Citant l’administrateur du territoire de Luozi, notre consœur affirme par ailleurs que dans leur entreprise à la fois criminelle et terroriste, les mêmes rebelles ont réussi à prendre deux jeunes filles qu’ils ont emmenées au-delà de la frontière avec le Congo-Brazzaville. Prises de panique, les populations de la localité du chef tué ont abandonné maisons et biens, pour se refugier dans des villages environnants. Malgré cela, ces Congolais ne se libèrent pas encore de la psychose y d’éventuelles nouvelles attaques des Ninjas.

RENFORCER LA SECURITE

Si les exactions des Ninjas dans cette partie du territoire rd congolais ne sont pas d’actes terroristes, du moins elles y ressemblent. Car, rien ne justifie l’activisme des rebelles de Pasteur Ntoumi sur un sol étranger. En l’occurrence la RD Congo. Si la motivation réelle est d’ordre politique, on comprendrait que les Ninjas Nsiloulous s’en prennent au pouvoir de Brazzaville, via des actes de provocation, du genre de ceux qu’ils perpètrent à Luozi. Sinon, Pasteur Ntoumi et ses affidés se seraient donc trompé à la fois de cible et d’adversaire.

Tout le  » malheur  » des autochtones du territoire de Luozi, est de partager le même espace vital avec le peuple Lahari du Congo-Brazzaville. Les Manianga de la RD Congo et leurs frères Lahari de Brazzaville sont deux peuples qui, historiquement, ont des valeurs en commun. Ils sont deux peuples vivant en symbiose et dans une convivialité insoupçonnable depuis la nuit des temps. Pour preuve, ils fréquentent les mêmes marchés locaux, utilisent la même monnaie (le franc CFA), pratiquent les activités agricoles quasiment sur les mêmes espaces. Bref, les deux sont un même peuple. La séparation est plus d’ordre administratif que culturel.

A quelque deux semaines des festivités de fin d’année, l’activisme des hommes de Pasteur Ntoumi dans cette partie du très vaste territoire rd congolais est de trop. Il ne permet donc pas aux populations autochtones de bien fêter la saint Sylvestre et de vaquer en toute quiétude à leurs activités quotidiennes. Car, ayant la peur dans le ventre, les habitants des villages de Luozi, victimes de la folie meurtrière des Ninjas, ne savent pas à quel moment leurs bourreaux pourraient surgir et les inquiéter.

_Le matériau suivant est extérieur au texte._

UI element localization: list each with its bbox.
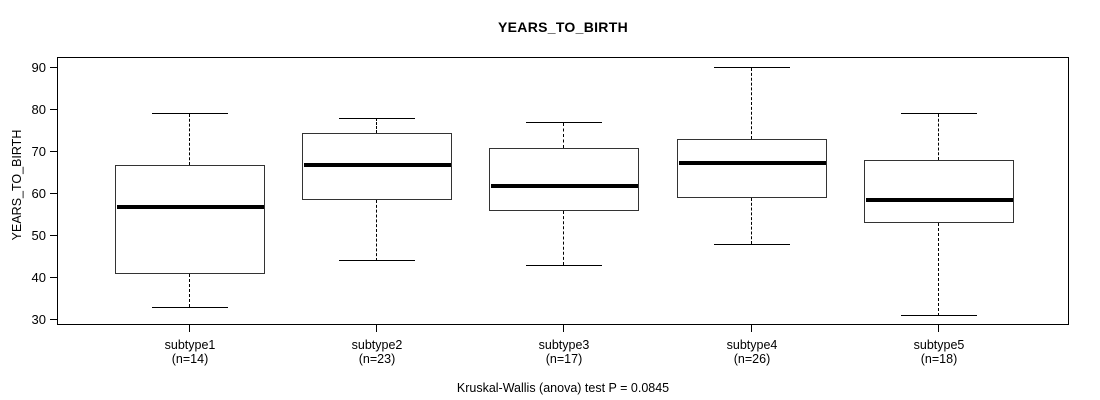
x-axis-tick <box>376 325 378 332</box>
upper-whisker <box>938 114 940 161</box>
category-name: subtype5 <box>913 338 965 352</box>
lower-whisker-cap <box>714 243 790 245</box>
y-axis-tick <box>50 193 57 195</box>
median-line <box>865 198 1013 203</box>
iqr-box <box>677 139 827 199</box>
median-line <box>116 204 264 209</box>
lower-whisker-cap <box>901 315 977 317</box>
y-axis-tick <box>50 319 57 321</box>
category-n-count: (n=26) <box>733 351 771 366</box>
category-label: subtype3 (n=17) <box>494 338 634 366</box>
upper-whisker <box>376 118 378 134</box>
upper-whisker <box>751 68 753 140</box>
kruskal-wallis-note: Kruskal-Wallis (anova) test P = 0.0845 <box>456 381 670 395</box>
category-label: subtype5 (n=18) <box>869 338 1009 366</box>
y-axis-tick <box>50 277 57 279</box>
lower-whisker <box>563 210 565 266</box>
category-name: subtype4 <box>726 338 778 352</box>
upper-whisker <box>563 122 565 148</box>
upper-whisker-cap <box>339 117 415 119</box>
upper-whisker-cap <box>714 67 790 69</box>
y-axis-tick-label: 60 <box>31 186 46 201</box>
median-line <box>490 183 638 188</box>
lower-whisker <box>751 198 753 245</box>
category-label: subtype2 (n=23) <box>307 338 447 366</box>
median-line <box>303 162 451 167</box>
iqr-box <box>864 160 1014 224</box>
x-axis-tick <box>751 325 753 332</box>
lower-whisker <box>189 273 191 308</box>
category-label: subtype4 (n=26) <box>682 338 822 366</box>
y-axis-tick-label: 50 <box>31 228 46 243</box>
category-n-count: (n=23) <box>358 351 396 366</box>
x-axis-tick <box>563 325 565 332</box>
category-name: subtype2 <box>351 338 403 352</box>
upper-whisker-cap <box>526 121 602 123</box>
chart-title: YEARS_TO_BIRTH <box>498 19 628 35</box>
category-name: subtype3 <box>538 338 590 352</box>
lower-whisker <box>938 223 940 316</box>
x-axis-tick <box>938 325 940 332</box>
category-n-count: (n=17) <box>545 351 583 366</box>
median-line <box>678 160 826 165</box>
y-axis-tick-label: 80 <box>31 102 46 117</box>
upper-whisker <box>189 114 191 165</box>
category-label: subtype1 (n=14) <box>120 338 260 366</box>
y-axis-tick <box>50 109 57 111</box>
iqr-box <box>489 147 639 211</box>
category-name: subtype1 <box>164 338 216 352</box>
upper-whisker-cap <box>901 113 977 115</box>
iqr-box <box>302 133 452 201</box>
x-axis-tick <box>189 325 191 332</box>
y-axis-tick-label: 30 <box>31 312 46 327</box>
iqr-box <box>115 164 265 274</box>
lower-whisker-cap <box>152 306 228 308</box>
y-axis-tick <box>50 235 57 237</box>
lower-whisker-cap <box>339 260 415 262</box>
upper-whisker-cap <box>152 113 228 115</box>
y-axis-tick <box>50 151 57 153</box>
lower-whisker-cap <box>526 264 602 266</box>
y-axis-tick-label: 90 <box>31 60 46 75</box>
y-axis-tick-label: 40 <box>31 270 46 285</box>
category-n-count: (n=14) <box>171 351 209 366</box>
y-axis-tick-label: 70 <box>31 144 46 159</box>
lower-whisker <box>376 200 378 262</box>
category-n-count: (n=18) <box>920 351 958 366</box>
y-axis-tick <box>50 67 57 69</box>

Tout en exhortant ses concitoyens à demeurer vigilants, l’administrateur du territoire de Luozi demandent cependant aux autorités des deux pays, de mettre les bouchées doubles. Il en appelle ainsi au renforcement des dispositions sécuritaires afin de  » contenir  » l’activisme des Ninjas sur l’un et l’autre territoire.

Au mois d’avril 2016 les autorités de Brazzaville avaient lancé un mandat d’arrêt contre le chef rebelle Frédéric Bintsamou, alias Pasteur Ntoumi. Ses hommes avaient été accusés d’avoir attaqué l’armée loyaliste et mené des  » attaques terroristes « au Sud de Brazzaville.

Selon des sources médiatiques, dans le mandat d’arrêt signé à l’époque par le procureur de la République, le colonel André Gakala Oko, des officiers et agents de la Force publique avaient été ordonnés de rechercher et de conduire à la maison d’arrêt centrale de Brazzaville, conformément à la loi, Frédéric Bintsamou, alias Pasteur Ntoumi et deux de ses lieutenants : son jeune frère Sylvain Richard Bintsamou, alias Gozardio et Elie Malanda, alias pasteur Elie. Tous trois avaient été poursuivis pour détention illégale d’armes et munitions de guerre, de vol , d’incendies volontaires des biens, d’assassinat et d’atteinte à la sureté intérieure de l’Etat.